I had always wanted to be a Girl Scout. In my earliest memories, I was wanting to join clubs, sports, and general extracurricular activities. (Except for the Science Fair. Screw them and their stupid board displays and judges!) And I clearly remember seeing the older girls in their green vests and sashes. One girl was working on a freakin' Ferris wheel made of straws! I am not kidding. There were all working on some cool project or chasing each other around the room. It looked like paradise to me. My eyes must have shone from beneath my crooked bangs.
However, no one would help my mother pay the dues. Which isn't much. Frankly, it should not have been a problem. But my interests led me to a dance group at church, choirs and playing basketball. These gave me some of my most cherished memories in life. In contrast, most of my schooling from this time is remembered as one long sitting session.

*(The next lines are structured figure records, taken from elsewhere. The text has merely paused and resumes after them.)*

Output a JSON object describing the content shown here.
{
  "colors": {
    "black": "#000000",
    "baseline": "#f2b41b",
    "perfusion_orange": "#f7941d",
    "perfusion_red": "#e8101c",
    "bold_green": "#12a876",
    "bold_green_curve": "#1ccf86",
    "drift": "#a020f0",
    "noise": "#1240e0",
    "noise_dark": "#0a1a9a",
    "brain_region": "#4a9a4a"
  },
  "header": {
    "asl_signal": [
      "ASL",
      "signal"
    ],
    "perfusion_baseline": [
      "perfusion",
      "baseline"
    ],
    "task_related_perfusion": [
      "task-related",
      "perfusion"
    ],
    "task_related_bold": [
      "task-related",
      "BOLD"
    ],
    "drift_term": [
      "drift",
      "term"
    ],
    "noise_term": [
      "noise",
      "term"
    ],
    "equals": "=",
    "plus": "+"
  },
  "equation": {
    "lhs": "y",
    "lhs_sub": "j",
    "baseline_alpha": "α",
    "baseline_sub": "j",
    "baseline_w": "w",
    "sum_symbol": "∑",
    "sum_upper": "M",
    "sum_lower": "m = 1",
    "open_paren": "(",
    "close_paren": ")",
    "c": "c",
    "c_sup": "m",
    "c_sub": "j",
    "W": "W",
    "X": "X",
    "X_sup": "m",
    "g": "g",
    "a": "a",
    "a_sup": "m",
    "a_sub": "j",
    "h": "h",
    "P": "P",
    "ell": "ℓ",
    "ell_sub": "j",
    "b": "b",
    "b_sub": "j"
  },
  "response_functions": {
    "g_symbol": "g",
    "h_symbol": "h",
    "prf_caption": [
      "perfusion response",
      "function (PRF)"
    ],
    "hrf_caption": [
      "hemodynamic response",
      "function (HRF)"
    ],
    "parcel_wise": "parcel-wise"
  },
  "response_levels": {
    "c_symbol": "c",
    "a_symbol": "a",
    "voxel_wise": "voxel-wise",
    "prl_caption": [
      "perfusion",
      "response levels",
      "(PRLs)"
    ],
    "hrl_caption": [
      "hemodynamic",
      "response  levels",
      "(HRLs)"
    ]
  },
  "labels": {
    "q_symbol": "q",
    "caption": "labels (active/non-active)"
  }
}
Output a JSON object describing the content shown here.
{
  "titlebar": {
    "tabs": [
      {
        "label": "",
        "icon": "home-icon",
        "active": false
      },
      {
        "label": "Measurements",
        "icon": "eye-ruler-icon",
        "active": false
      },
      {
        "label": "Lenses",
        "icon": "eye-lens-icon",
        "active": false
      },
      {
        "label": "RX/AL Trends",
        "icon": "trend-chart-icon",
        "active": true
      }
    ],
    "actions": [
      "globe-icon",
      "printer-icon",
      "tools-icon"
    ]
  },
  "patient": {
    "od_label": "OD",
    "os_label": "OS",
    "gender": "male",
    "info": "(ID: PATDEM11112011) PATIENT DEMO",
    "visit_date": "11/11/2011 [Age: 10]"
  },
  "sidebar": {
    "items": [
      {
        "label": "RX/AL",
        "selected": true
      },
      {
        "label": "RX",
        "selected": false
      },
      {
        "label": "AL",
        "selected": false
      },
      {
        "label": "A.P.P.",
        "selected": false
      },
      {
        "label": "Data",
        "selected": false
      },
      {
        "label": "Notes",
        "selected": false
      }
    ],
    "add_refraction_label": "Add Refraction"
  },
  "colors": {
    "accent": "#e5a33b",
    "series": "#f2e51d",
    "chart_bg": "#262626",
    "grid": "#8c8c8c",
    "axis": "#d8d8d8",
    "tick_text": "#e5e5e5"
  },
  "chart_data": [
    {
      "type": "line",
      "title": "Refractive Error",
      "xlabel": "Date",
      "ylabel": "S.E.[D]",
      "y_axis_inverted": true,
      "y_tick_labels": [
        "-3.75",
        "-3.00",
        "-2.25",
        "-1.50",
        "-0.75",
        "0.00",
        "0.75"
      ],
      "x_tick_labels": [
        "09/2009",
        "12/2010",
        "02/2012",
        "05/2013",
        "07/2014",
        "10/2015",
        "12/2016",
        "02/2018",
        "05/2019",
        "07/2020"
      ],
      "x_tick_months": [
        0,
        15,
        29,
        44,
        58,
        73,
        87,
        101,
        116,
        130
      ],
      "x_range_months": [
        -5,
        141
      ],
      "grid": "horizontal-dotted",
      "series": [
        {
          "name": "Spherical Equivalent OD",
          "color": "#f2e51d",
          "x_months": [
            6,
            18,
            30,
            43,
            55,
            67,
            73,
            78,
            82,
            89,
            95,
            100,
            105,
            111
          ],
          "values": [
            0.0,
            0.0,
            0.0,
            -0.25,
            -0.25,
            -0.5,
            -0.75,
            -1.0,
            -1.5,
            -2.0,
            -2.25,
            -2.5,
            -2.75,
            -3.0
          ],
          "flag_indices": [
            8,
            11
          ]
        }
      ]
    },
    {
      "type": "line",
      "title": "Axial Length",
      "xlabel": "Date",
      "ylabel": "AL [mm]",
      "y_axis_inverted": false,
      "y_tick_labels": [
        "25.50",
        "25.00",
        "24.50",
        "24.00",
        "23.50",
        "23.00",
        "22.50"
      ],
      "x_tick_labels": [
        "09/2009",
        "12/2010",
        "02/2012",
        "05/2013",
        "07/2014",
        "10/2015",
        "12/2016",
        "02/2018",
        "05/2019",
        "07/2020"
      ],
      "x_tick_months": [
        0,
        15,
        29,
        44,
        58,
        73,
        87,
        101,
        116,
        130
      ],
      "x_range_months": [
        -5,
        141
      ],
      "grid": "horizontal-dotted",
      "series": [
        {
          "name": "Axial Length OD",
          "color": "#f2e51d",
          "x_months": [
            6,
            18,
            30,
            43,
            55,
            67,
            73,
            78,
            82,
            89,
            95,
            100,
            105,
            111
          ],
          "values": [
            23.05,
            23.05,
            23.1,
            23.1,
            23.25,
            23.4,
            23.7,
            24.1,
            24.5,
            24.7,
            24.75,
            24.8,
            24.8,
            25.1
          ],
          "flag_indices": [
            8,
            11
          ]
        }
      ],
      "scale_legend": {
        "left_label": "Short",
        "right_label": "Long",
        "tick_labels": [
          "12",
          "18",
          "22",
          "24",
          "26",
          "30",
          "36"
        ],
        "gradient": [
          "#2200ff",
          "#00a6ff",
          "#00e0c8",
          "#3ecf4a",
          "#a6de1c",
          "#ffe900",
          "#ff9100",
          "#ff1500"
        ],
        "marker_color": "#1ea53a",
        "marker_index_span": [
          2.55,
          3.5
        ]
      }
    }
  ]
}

I was threatened by my father to move in with him. He claimed that if I did not immediately do so, that my brother would be asked instead and I would never be allowed to again. That had made me uncomfortable and even to a twelve-year-old, this sounded ridiculous. Foolishly, I overlooked my better instinct and trusted him to do no harm. Looking back, I feel that I was Red Riding Hood talking to the big, bad wolf. It's about as hopeless as yelling at the illustration in a fairy tale book, "Bitch-You about to be eaten!"
However, as the Yin and Yang will demonstrate, there is a little good within the bad. The spot of goodness from this experience was that I got to join the Girl Scouts. It was exciting! Something I had always wanted to do. I was a blossoming feminist and loved that programs that encouraged female empowerment. The bad was that our troop was not large. And I was the only teenager. And I did not get to go to many events or meetings due to the restriction of my narcissistic step-mom. But hey, at least I had the handbook and vest, right?
Well, this was until I made a lesbian friend and her and I messaged each other on Facebook. For whatever reason, I was not allowed to use the phone. I made the decision to call her while my parents were out anyway. We talked about four-wheelers and an activity called "muddin'," which I knew nothing about. Living under the tyranny of my parents, I very rarely was allowed to visit friends outside of school. My friend invited me to go out with the group to going riding and mudding. When my parents came home, I stayed on the phone. And why shouldn't I? I wasn't going to just hang up on her; I was doing nothing wrong.
That evening, I was called to the kitchen table by my step-mother. She outright asked if I was a lesbian. I felt dizzy. I had not told them anything about what has transpired between me and my friend. I realized that they had been reading through my Facebook messages.
I said that I was bisexual and my father and step-mother laughed at me, said I was "just horny," and went on this whole spiel about how they would maybe except me if I was a lesbian but would not since I had said I was bisexual. I was forbidden from going to anyone's houses now. Their justification was that if I was bisexual, I would just fuck anyone I was with.
Then my step-mother said snidely, "What if I were to tell the troop leader?" She said it as if it was something to be ashamed of. "What if they said, Sorry, this is a Christian organization and we don't trust perverts like you to be around little girls."
It hurt. I stopped caring altogether. Currently, I am looking for a troop to volunteer with. I love all of the great things that Girl Scouts does. And you know what? They are an open-minded community of progressive women who would have never turned me away. I mourn what I missed out on, but I celebrate what I was able to accomplish despite the abuse and the other erroneous shit that my parents threw at me.
In the end, the only thing my step-mother accomplished was to bully a trusting teenage girl and further alienate herself from ever finding true happiness. In short, I won.